Fordham University announced Thursday that it would rescind the honorary degree given to Bill Cosby in 2001, marking the first time the University has ever taken back an honorary degree.
The Board of Trustees unanimously voted to rescind the honorary degree amid ongoing allegations that Cosby drugged and sexually abused multiple women over the course of his career. He had originally been awarded the degree for his role in enhancing black representation in American television.
In a letter to students and faculty, Fordham President Joseph M. McShane said that the University has never before rescinded an honorary degree, and that for it to happen "a recipient's actions would have to be both unambiguously dishonorable and have a deep impact."
"By his own admission, Mr. Cosby’s sexual exploitation of women was premeditated and ongoing," McShane wrote. "Equally appalling is his longtime strategy of denigrating the reputations of women who accused him of such actions."
"That Mr. Cosby was willing to drug and rape women for his sexual gratification, and further damage those same women's reputations and careers to obscure his guilt, hurt not only his victims, but all women, and is beyond the pale."

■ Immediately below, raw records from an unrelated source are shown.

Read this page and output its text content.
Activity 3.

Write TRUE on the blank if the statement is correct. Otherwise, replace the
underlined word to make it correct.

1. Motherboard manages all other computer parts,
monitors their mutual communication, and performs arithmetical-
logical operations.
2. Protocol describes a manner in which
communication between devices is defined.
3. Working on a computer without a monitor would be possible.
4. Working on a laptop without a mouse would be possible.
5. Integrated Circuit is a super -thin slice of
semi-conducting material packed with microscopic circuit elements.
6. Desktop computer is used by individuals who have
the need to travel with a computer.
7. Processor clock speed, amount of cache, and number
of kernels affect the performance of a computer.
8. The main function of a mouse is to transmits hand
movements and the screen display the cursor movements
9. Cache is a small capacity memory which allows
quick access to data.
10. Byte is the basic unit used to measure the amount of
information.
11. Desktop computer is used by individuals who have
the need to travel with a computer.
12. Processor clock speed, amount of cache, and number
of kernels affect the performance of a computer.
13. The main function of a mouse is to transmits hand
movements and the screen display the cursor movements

McShane concluded that since the University could no longer stand by the degree it had awarded Cosby, especially as a Jesuit institution.
A Fordham representative confirmed the president's statement to TIME.
Multiple women have come forward over the last year with consistent stories of drugging and sexual abuse at the hands of Cosby over the last four decades, allegations that Cosby has consistently denied. But a recently uncovered deposition from 2005 shows Cosby admitting he used drugs and fame to convince women to sleep with him.